Jamie (Gyllenhaal) is a pharmaceutical salesman, a Viagra salesman to be exact, and he's slicker than a spilled bottle of vinaigrette. (You wonder how the pharmaceutical industry will feel about this movie, whose cheerful messages include that doctors can be bought, women become sales reps solely for the purpose of meeting doctors and money trumps any concern over side effects.)
Maggie (Hathaway), so gorgeous she can wear a Boy Scout uniform shirt and not look silly, is a silkily sardonic artist who catches Jamie's eye while he's pretending to be a doctor in a clinic exam room. Sex in a convenient sink, not to mention an alley, follows not much later, as does the news that Maggie's health is fragile.
There's undeniable chemistry between Gyllenhaal and Hathaway, who are at their most appealing when just laughing together — something the movie too rarely lets them do.

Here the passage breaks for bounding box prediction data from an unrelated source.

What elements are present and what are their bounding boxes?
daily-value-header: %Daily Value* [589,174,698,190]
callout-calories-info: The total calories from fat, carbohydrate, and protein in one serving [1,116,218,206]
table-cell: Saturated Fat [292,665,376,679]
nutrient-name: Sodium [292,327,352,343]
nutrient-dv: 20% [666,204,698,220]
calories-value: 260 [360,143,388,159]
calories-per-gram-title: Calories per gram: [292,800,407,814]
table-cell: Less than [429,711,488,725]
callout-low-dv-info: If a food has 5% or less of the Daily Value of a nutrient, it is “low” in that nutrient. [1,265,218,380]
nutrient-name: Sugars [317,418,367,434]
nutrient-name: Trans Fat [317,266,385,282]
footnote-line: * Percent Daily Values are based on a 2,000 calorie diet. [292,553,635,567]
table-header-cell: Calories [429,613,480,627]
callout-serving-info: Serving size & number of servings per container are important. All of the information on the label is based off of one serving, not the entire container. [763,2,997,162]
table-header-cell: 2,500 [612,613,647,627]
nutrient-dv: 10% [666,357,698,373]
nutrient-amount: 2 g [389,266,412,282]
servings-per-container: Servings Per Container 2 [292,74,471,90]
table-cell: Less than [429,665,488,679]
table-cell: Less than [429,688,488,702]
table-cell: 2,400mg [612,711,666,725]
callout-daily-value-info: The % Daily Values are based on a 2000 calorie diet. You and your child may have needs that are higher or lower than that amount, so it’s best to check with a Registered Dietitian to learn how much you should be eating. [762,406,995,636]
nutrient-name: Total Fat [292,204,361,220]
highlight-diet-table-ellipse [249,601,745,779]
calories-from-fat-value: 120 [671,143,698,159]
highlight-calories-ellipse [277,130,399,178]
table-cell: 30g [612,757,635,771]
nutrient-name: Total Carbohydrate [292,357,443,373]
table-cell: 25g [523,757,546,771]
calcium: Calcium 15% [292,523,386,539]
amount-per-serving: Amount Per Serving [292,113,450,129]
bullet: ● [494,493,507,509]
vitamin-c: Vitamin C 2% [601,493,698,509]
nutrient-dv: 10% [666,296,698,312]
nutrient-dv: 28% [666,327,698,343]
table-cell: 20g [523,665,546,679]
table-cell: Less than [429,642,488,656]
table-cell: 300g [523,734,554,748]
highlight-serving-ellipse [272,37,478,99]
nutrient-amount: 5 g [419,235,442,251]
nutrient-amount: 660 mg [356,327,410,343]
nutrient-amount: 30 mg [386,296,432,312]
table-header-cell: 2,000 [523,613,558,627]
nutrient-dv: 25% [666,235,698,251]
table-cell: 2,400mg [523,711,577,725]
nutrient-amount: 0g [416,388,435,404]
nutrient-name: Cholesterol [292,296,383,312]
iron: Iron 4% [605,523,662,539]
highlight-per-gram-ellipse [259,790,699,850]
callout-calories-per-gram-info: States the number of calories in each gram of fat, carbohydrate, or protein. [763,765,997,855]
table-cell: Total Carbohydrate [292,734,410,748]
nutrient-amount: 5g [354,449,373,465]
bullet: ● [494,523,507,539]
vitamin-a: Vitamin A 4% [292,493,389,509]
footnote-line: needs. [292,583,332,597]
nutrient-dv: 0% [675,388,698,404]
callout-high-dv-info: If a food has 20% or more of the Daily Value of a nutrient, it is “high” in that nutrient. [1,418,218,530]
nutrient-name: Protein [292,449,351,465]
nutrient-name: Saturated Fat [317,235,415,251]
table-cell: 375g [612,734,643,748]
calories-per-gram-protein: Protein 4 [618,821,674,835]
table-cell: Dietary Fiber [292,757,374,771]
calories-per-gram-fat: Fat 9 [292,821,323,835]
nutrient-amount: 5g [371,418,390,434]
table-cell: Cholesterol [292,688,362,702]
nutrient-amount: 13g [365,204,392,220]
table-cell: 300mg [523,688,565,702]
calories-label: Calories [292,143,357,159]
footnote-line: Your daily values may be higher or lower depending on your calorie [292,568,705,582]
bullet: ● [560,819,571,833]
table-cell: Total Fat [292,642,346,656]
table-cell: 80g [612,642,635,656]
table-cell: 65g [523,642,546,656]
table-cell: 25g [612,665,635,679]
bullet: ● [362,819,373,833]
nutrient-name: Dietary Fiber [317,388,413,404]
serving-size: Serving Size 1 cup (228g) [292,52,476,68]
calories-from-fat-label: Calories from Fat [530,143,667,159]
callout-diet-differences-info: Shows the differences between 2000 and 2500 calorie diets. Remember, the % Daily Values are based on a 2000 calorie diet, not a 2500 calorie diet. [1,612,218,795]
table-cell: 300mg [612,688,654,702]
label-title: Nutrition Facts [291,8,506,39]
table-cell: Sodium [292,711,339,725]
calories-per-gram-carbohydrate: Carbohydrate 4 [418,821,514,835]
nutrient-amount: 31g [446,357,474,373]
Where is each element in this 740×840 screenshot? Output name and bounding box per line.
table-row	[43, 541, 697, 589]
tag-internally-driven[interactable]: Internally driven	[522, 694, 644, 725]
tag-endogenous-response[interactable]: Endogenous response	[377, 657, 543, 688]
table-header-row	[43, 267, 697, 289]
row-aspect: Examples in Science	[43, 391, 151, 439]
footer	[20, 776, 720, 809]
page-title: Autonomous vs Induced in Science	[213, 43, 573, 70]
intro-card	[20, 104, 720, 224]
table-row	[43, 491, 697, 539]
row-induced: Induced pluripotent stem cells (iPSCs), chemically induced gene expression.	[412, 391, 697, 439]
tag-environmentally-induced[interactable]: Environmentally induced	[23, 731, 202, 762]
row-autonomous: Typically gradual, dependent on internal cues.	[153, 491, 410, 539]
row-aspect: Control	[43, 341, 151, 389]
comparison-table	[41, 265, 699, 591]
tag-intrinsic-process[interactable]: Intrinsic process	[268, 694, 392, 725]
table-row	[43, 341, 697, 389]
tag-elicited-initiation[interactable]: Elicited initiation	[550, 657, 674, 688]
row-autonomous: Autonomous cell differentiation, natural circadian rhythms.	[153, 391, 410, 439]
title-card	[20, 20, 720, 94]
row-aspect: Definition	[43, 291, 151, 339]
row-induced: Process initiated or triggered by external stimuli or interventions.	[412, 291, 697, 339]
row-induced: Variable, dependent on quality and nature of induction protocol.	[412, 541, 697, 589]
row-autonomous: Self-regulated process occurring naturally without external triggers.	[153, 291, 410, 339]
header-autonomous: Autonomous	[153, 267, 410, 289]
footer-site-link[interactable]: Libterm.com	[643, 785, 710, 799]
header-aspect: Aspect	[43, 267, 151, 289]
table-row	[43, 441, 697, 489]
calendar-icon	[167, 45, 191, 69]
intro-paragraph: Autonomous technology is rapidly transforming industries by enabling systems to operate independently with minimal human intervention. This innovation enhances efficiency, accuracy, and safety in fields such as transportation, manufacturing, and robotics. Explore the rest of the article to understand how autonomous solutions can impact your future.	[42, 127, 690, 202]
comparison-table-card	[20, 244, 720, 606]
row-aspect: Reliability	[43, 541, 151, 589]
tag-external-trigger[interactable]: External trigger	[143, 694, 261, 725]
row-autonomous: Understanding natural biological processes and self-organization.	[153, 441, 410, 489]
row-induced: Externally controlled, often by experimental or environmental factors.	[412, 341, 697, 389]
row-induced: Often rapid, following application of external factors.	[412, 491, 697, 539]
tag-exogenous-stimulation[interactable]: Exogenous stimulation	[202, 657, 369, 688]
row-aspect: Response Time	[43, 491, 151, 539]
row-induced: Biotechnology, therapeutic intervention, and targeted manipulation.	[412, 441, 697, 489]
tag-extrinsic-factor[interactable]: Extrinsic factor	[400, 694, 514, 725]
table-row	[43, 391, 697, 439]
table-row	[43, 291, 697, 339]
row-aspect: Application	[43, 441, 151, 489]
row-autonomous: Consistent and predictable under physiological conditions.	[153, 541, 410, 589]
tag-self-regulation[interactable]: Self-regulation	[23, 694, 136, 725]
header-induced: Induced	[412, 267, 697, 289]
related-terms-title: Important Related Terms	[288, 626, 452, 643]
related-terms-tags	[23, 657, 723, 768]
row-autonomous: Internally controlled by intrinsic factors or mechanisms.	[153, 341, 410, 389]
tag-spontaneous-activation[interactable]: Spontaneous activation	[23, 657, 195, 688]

As "Love and Other Drugs" marches along to its weirdly Hollywood ending (which it doesn't earn, and which almost seems tacked on from a different movie), it seems to walk away from its audience. We're left to ponder Judy Greer's charmingly sped-up ditziness or Hank Azaria's note-perfect smarminess in small roles — and to wait, for a romantic movie that lives up to its billing.